Obviamente, a desigualdade de renda (ou a pobreza em termos de renda) é apenas um aspecto da desigualdade (da pobreza). Para muitos brasileiros, o artigo 6º da Constituição Federal, em que se lê que “são direitos sociais a educação, a saúde, a alimentação, o trabalho, a moradia, o transporte, o lazer, a segurança, a previdência social, a proteção à maternidade e à infância, a assistência aos desamparados”, ainda ficou só no papel. Outras expressões da desigualdade são, por exemplo:

– o acesso desigual à terra, cuja concentração, na América Latina, é pior que a concentração de renda;

– o acesso desigual à educação: índices de escolaridade variam muito se observada a renda dos pais ou a renda familiar;

– o acesso desigual ao crédito, mais concentrado nas empresas grandes e não nas pequenas e médias, que inclusive geram mais empregos na América Latina;

– o acesso desigual às tecnologias, que cria “analfabetos cibernéticos”;

– as desigualdades dos indicadores básicos quanto a fatores étnico-raciais.

Todas essas desigualdades, além da desigualdade de renda e muitas mais que se poderiam somar à lista, interagem diariamente, reforçando-se mutuamente.

E o que tem sido feito hoje, na América Latina – ou no Brasil – para reduzir essa desigualdade?

O Brasil, por exemplo, vinha em uma trajetória da queda da desigualdade da renda do trabalho, queda da pobreza e até tinha saído do mapa da fome, segundo a FAO. Pensávamos que diversos dos problemas estruturais da sociedade brasileira estavam sendo resolvidos, ainda que lentamente e com muitas debilidades. No entanto, a partir de 2015, com o ajuste fiscal e mais ainda com a ascensão de Michel Temer ao poder, o quadro mudou e os poucos avanços obtidos até então estão sendo rapidamente desconstruídos.

Diversos analistas apontam que o Brasil hoje dá sinais de estar em uma ditadura ou caminha para uma ditadura, seja pelo golpe de Estado sofrido em 2016, seja pela aprovação de medidas contrárias à vontade popular (como a reforma trabalhista, liderada por um presidente com impopularidade recorde), seja pelo cerceamento de discussões consideradas “comunistas” ou “subversivas” até dentro das universidades (que deveriam ser um espaço para o livre pensar), seja por medidas mais institucionalizadas como a Emenda Constitucional (EC) 95, o chamado “teto de gastos”, que na prática desvincula os gastos com educação das receitas do Estado (e isso ocorreu somente em períodos ditatoriais na história recente brasileira – como o Estado Novo e a Ditadura Militar).
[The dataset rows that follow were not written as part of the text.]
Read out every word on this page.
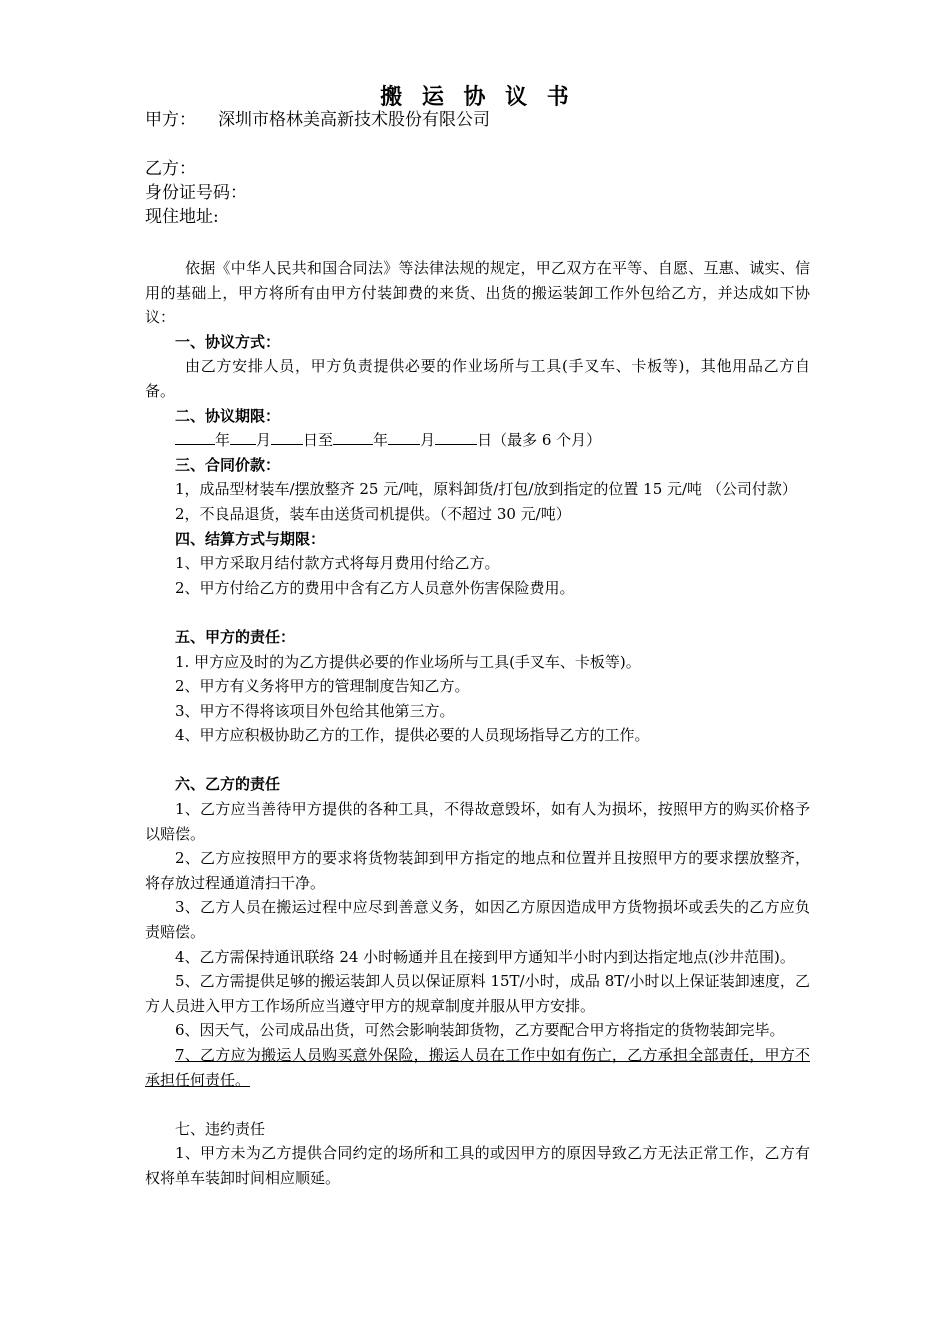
搬 运 协 议 书
甲方： 深圳市格林美高新技术股份有限公司
乙方：
身份证号码：
现住地址:

依据《中华人民共和国合同法》等法律法规的规定，甲乙双方在平等、自愿、互惠、诚实、信用的基础上，甲方将所有由甲方付装卸费的来货、出货的搬运装卸工作外包给乙方，并达成如下协议：

一、协议方式：

由乙方安排人员，甲方负责提供必要的作业场所与工具(手叉车、卡板等)，其他用品乙方自备。

二、协议期限：

年 月 日至	年 月	日（最多 6 个月）

三、合同价款：

1，成品型材装车/摆放整齐 25 元/吨，原料卸货/打包/放到指定的位置 15 元/吨 （公司付款）

2，不良品退货，装车由送货司机提供。（不超过 30 元/吨）

四、结算方式与期限：

1、甲方采取月结付款方式将每月费用付给乙方。

2、甲方付给乙方的费用中含有乙方人员意外伤害保险费用。

五、甲方的责任：

1. 甲方应及时的为乙方提供必要的作业场所与工具(手叉车、卡板等)。

2、甲方有义务将甲方的管理制度告知乙方。

3、甲方不得将该项目外包给其他第三方。

4、甲方应积极协助乙方的工作，提供必要的人员现场指导乙方的工作。

六、乙方的责任

1、乙方应当善待甲方提供的各种工具，不得故意毁坏，如有人为损坏，按照甲方的购买价格予以赔偿。

2、乙方应按照甲方的要求将货物装卸到甲方指定的地点和位置并且按照甲方的要求摆放整齐，将存放过程通道清扫干净。

3、乙方人员在搬运过程中应尽到善意义务，如因乙方原因造成甲方货物损坏或丢失的乙方应负责赔偿。

4、乙方需保持通讯联络 24 小时畅通并且在接到甲方通知半小时内到达指定地点(沙井范围)。

5、乙方需提供足够的搬运装卸人员以保证原料 15T/小时，成品 8T/小时以上保证装卸速度，乙方人员进入甲方工作场所应当遵守甲方的规章制度并服从甲方安排。

6、因天气，公司成品出货，可然会影响装卸货物，乙方要配合甲方将指定的货物装卸完毕。

7、乙方应为搬运人员购买意外保险，搬运人员在工作中如有伤亡，乙方承担全部责任，甲方不承担任何责任。

七、违约责任

1、甲方未为乙方提供合同约定的场所和工具的或因甲方的原因导致乙方无法正常工作，乙方有权将单车装卸时间相应顺延。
Mas no mínimo em um aspecto, inequivocamente, o Brasil de hoje imita o Brasil da ditadura: no que se trata de medidas que concentram ainda mais o poder econômico, político e social na mão de poucos, o que, claro, aumenta a desigualdade na prática. Tais medidas são, por exemplo, as reformas que estão sendo impostas (como o próprio teto de gastos, a reforma trabalhista, a reforma da previdência), a MP da grilagem, entre outros acenos à bancada do boi, da bala e da bíblia (BBB). A lista é tão grande que fica até difícil acompanhar.

Dizem que tais medidas, que acabam como consequência gerando desigualdade, são “necessárias para o crescimento”, para a “estabilidade econômica”, para “restaurar a confiança”, para “garantir investimentos”, mas, na verdade, estão baseadas em mitos. Mitos que Kliksberg, novamente, retoma em seu livro.

– A desigualdade não atinge o crescimento! Na verdade, ao reduzir os mercados nacionais, limitar as taxas de formação de poupança, baixar a produtividade, afetar o sistema educativo, gerar evasão escolar e enfraquecer a coesão social, a desigualdade atinge sim o crescimento econômico.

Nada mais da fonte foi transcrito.